Podemos ver a força desse preconceito com
mais clareza nas crônicas da realeza durante os anos 1600 e 1700 – em outras
palavras, justamente as pessoas que tinham dinheiro para projetar e construir
salas de banho sem pensar duas vezes. Elizabeth I dava-se ao trabalho de tomar
banho uma vez por mês, e era uma verdadeira aberração em termos de higiene, em
comparação com seus pares. Quando criança, Luís XIII tomou o primeiro banho aos
sete anos. Entrar nu numa piscina cheia d’água não era algo que europeus
civilizados fizessem; era uma tradição bárbara dos balneários do Oriente Médio,
e não da aristocracia de Paris ou de Londres.
Devagar, a partir do início do século XIX,
essa atitude começou a mudar, sobretudo na Inglaterra e nos Estados Unidos.

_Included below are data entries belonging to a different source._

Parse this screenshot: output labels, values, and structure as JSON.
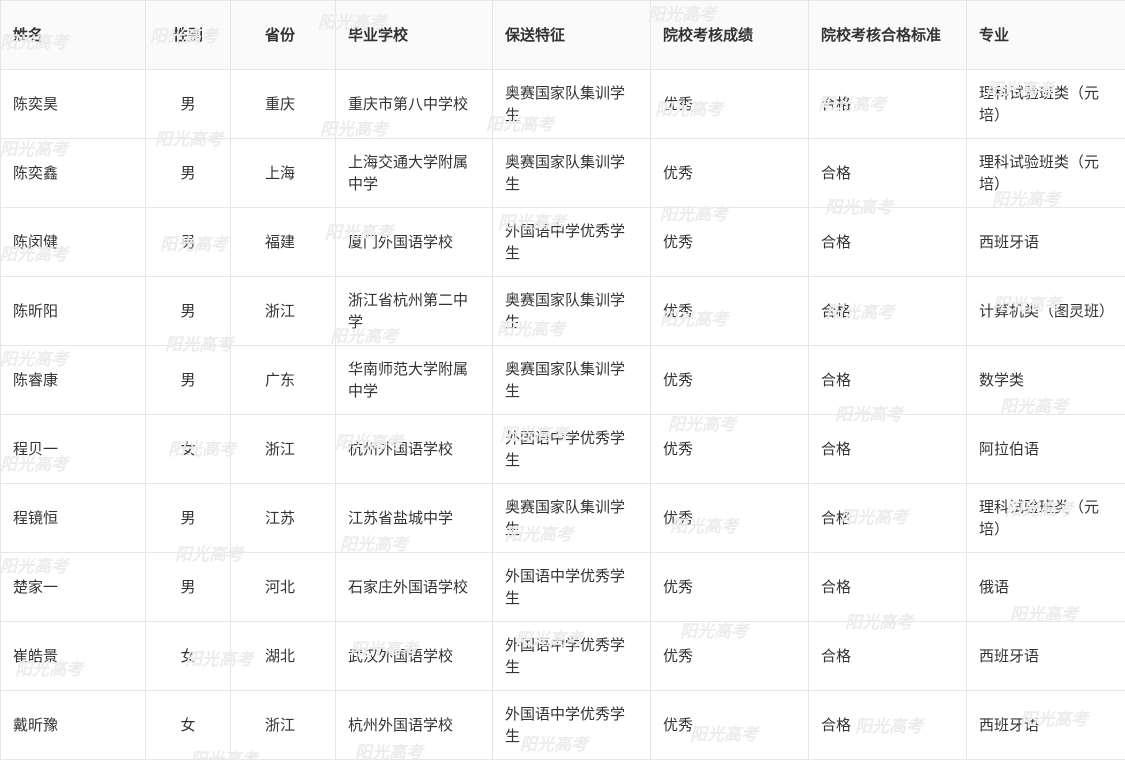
{
  "table": {
    "headers": [
      "姓名",
      "性别",
      "省份",
      "毕业学校",
      "保送特征",
      "院校考核成绩",
      "院校考核合格标准",
      "专业"
    ],
    "rows": [
      [
        "陈奕昊",
        "男",
        "重庆",
        "重庆市第八中学校",
        "奥赛国家队集训学生",
        "优秀",
        "合格",
        "理科试验班类（元培）"
      ],
      [
        "陈奕鑫",
        "男",
        "上海",
        "上海交通大学附属中学",
        "奥赛国家队集训学生",
        "优秀",
        "合格",
        "理科试验班类（元培）"
      ],
      [
        "陈闵健",
        "男",
        "福建",
        "厦门外国语学校",
        "外国语中学优秀学生",
        "优秀",
        "合格",
        "西班牙语"
      ],
      [
        "陈昕阳",
        "男",
        "浙江",
        "浙江省杭州第二中学",
        "奥赛国家队集训学生",
        "优秀",
        "合格",
        "计算机类（图灵班）"
      ],
      [
        "陈睿康",
        "男",
        "广东",
        "华南师范大学附属中学",
        "奥赛国家队集训学生",
        "优秀",
        "合格",
        "数学类"
      ],
      [
        "程贝一",
        "女",
        "浙江",
        "杭州外国语学校",
        "外国语中学优秀学生",
        "优秀",
        "合格",
        "阿拉伯语"
      ],
      [
        "程镜恒",
        "男",
        "江苏",
        "江苏省盐城中学",
        "奥赛国家队集训学生",
        "优秀",
        "合格",
        "理科试验班类（元培）"
      ],
      [
        "楚家一",
        "男",
        "河北",
        "石家庄外国语学校",
        "外国语中学优秀学生",
        "优秀",
        "合格",
        "俄语"
      ],
      [
        "崔皓景",
        "女",
        "湖北",
        "武汉外国语学校",
        "外国语中学优秀学生",
        "优秀",
        "合格",
        "西班牙语"
      ],
      [
        "戴昕豫",
        "女",
        "浙江",
        "杭州外国语学校",
        "外国语中学优秀学生",
        "优秀",
        "合格",
        "西班牙语"
      ]
    ]
  },
  "watermark": {
    "text": "阳光高考",
    "color": "#ececec"
  }
}
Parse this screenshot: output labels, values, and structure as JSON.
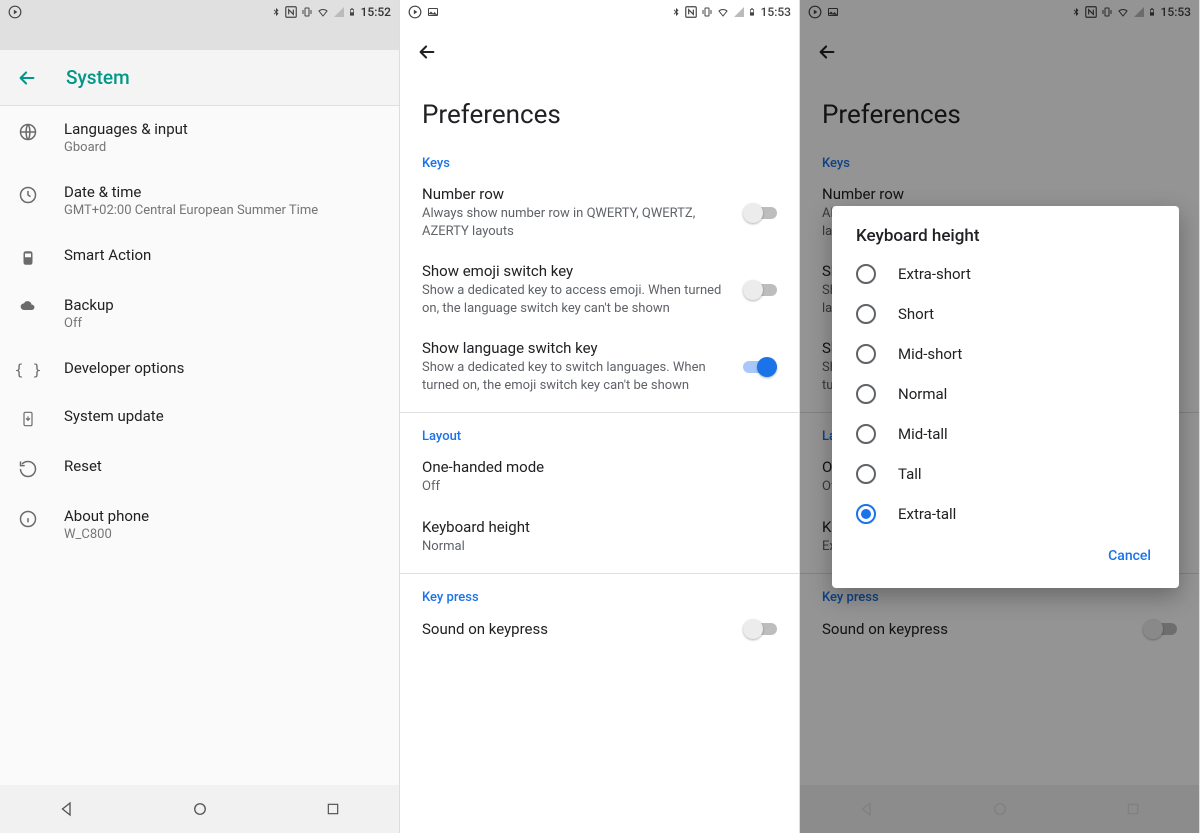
{
  "status": {
    "t1": "15:52",
    "t2": "15:53",
    "t3": "15:53"
  },
  "panel1": {
    "title": "System",
    "items": [
      {
        "title": "Languages & input",
        "sub": "Gboard"
      },
      {
        "title": "Date & time",
        "sub": "GMT+02:00 Central European Summer Time"
      },
      {
        "title": "Smart Action",
        "sub": ""
      },
      {
        "title": "Backup",
        "sub": "Off"
      },
      {
        "title": "Developer options",
        "sub": ""
      },
      {
        "title": "System update",
        "sub": ""
      },
      {
        "title": "Reset",
        "sub": ""
      },
      {
        "title": "About phone",
        "sub": "W_C800"
      }
    ]
  },
  "panel2": {
    "title": "Preferences",
    "sections": {
      "keys": "Keys",
      "layout": "Layout",
      "keypress": "Key press"
    },
    "rows": {
      "numberRow": {
        "title": "Number row",
        "sub": "Always show number row in QWERTY, QWERTZ, AZERTY layouts"
      },
      "emoji": {
        "title": "Show emoji switch key",
        "sub": "Show a dedicated key to access emoji. When turned on, the language switch key can't be shown"
      },
      "langSwitch": {
        "title": "Show language switch key",
        "sub": "Show a dedicated key to switch languages. When turned on, the emoji switch key can't be shown"
      },
      "oneHanded": {
        "title": "One-handed mode",
        "sub": "Off"
      },
      "kbHeight": {
        "title": "Keyboard height",
        "sub": "Normal"
      },
      "sound": {
        "title": "Sound on keypress",
        "sub": ""
      }
    }
  },
  "panel3": {
    "title": "Preferences",
    "kbHeightSub": "Extra-tall",
    "dialog": {
      "title": "Keyboard height",
      "options": [
        "Extra-short",
        "Short",
        "Mid-short",
        "Normal",
        "Mid-tall",
        "Tall",
        "Extra-tall"
      ],
      "selectedIndex": 6,
      "cancel": "Cancel"
    }
  }
}
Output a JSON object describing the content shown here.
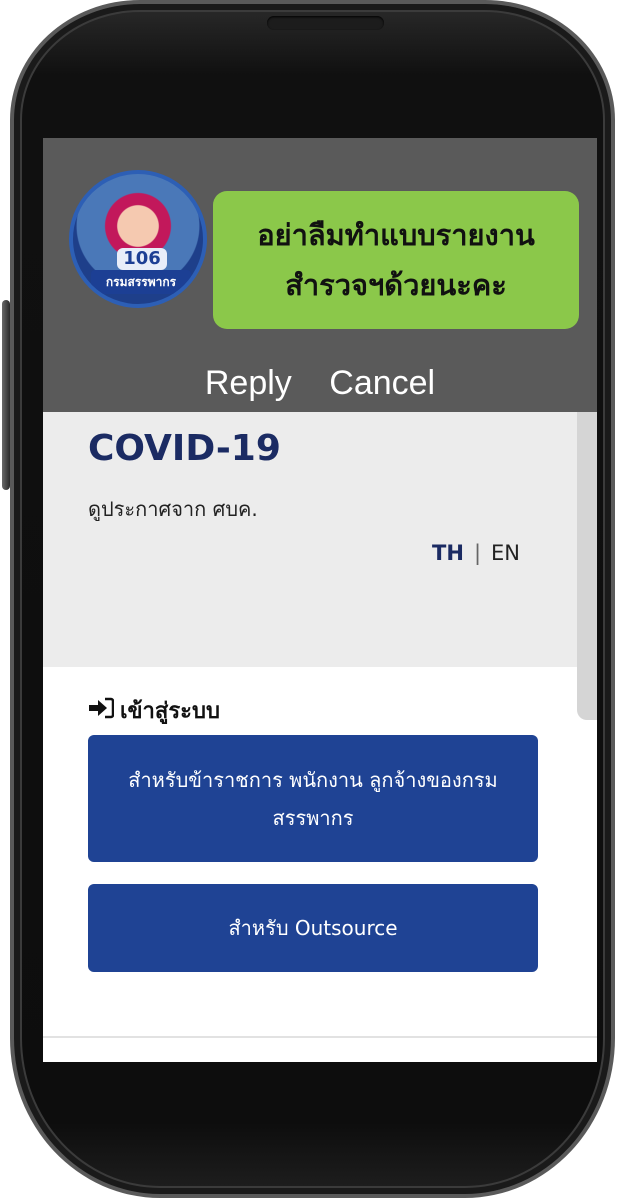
{
  "notification": {
    "message_line1": "อย่าลืมทำแบบรายงาน",
    "message_line2": "สำรวจฯด้วยนะคะ",
    "avatar_badge": "กรมสรรพากร",
    "avatar_number": "106",
    "reply_label": "Reply",
    "cancel_label": "Cancel",
    "bubble_color": "#8bc84a"
  },
  "hero": {
    "title": "COVID-19",
    "subtitle": "ดูประกาศจาก ศบค.",
    "lang_th": "TH",
    "lang_separator": "|",
    "lang_en": "EN"
  },
  "login": {
    "heading": "เข้าสู่ระบบ",
    "icon": "sign-in-icon",
    "staff_button": "สำหรับข้าราชการ พนักงาน ลูกจ้างของกรมสรรพากร",
    "outsource_button": "สำหรับ Outsource",
    "button_color": "#1f4394"
  }
}
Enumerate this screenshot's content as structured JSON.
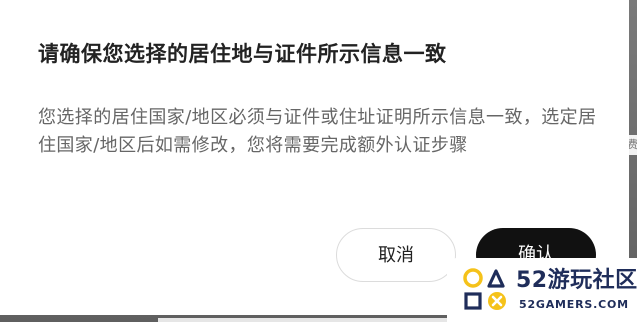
{
  "dialog": {
    "title": "请确保您选择的居住地与证件所示信息一致",
    "body": "您选择的居住国家/地区必须与证件或住址证明所示信息一致，选定居住国家/地区后如需修改，您将需要完成额外认证步骤",
    "cancel_label": "取消",
    "confirm_label": "确认"
  },
  "background": {
    "edge_glyph": "费"
  },
  "watermark": {
    "logo_icon": "playstation-shapes-logo",
    "site_name": "52游玩社区",
    "domain": "52GAMERS.COM"
  },
  "colors": {
    "confirm_button": "#111111",
    "dialog_background": "#ffffff",
    "watermark_text": "#1f2d5a",
    "logo_yellow": "#f5c21a"
  }
}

Charles Dickens construiu um sofisticado chuveiro de água fria em sua casa em
Londres, e foi um grande defensor das virtudes higiênicas e energéticas de um
banho de chuveiro diário. Um gênero menor de livros de autoajuda e panfletos
ensinava as pessoas a tomar banho, com instruções tão detalhadas que hoje
parecem ensinar alguém a pousar um 747. Na peça Pigmalião, de Bernard Shaw, uma das primeiras atitudes do
professor Higgins na transformação de Eliza Doolittle é colocá-la numa
banheira. (“Você quer que eu entre aí e me molhe toda?”, ela protesta. “Eu não.
Eu não quero morrer.”)
Harriet Beecher Stowe e sua irmã Catharine
Beecher apregoavam uma ablução diária em seu influente manual The American Woman’s Home, publicado em
1869. Reformadores começaram a construir banhos públicos e chuveiros em favelas
urbanas em todo o país. “Nas últimas décadas do século”, escreve a historiadora
Katherine Ashenburg, “a higiene estava
firmemente ligada não só à religiosidade, mas também ao estilo de vida
americano.”
As virtudes da higiene pessoal não eram
evidentes por si sós, da forma como as vemos hoje. Tiveram de ser descobertas e
promovidas, principalmente por meio dos veículos de reforma social e do boca a
boca. Curiosamente, fala-se pouco sobre o sabonete no processo de popularização
do banho no século XIX. Já foi muito difícil convencer as pessoas de que a água
não iria matá-las. (Como veremos, quando o sabonete afinal entrou em voga, no
século XX, seria impelido por outra nova convenção: a publicidade.) Mas os
arraigados defensores dos banhos foram apoiados pela convergência de vários avanços
científicos e tecnológicos importantes. Progressos na infraestrutura pública
possibilitaram que mais pessoas tivessem água encanada nas casas para encher as
banheiras; a água era mais limpa do que décadas antes; e, o mais importante, a
teoria dos germes deixou de ser uma ideia marginal para se tornar consenso
científico.
Esse novo paradigma foi conquistado por
meio de duas linhas paralelas de investigações. Primeiro, houve o trabalho do
detetive epidemiológico John Snow, em Londres, ao mapear as mortes de uma
epidemia no Soho, mostrando pela primeira vez que o cólera era causado por água
contaminada, e não por cheiros miasmáticos. Snow jamais conseguiu ver a
bactéria que provoca o cólera. Era quase impossível ver os organismos com a
tecnologia dos microscópios da época (Snow os chamava de “animálculos”), por
serem muito pequenos. Mas ele conseguiu detectar os organismos indiretamente,
pela distribuição das mortes nas ruas de Londres. A teoria de Snow sobre a
transmissão da doença pela água seria o primeiro golpe decisivo no paradigma do
miasma, apesar de ele não ter vivido para ver o triunfo de sua teoria. Depois
de sua morte prematura, em 1858, The Lancet publicou um obituário conciso, sem
nenhuma referência a seu inovador trabalho epidemiológico. Em 2014, a revista
publicou a “correção” um pouco atrasada de seu obituário, detalhando as contribuições
originais do médico de Londres para a saúde pública.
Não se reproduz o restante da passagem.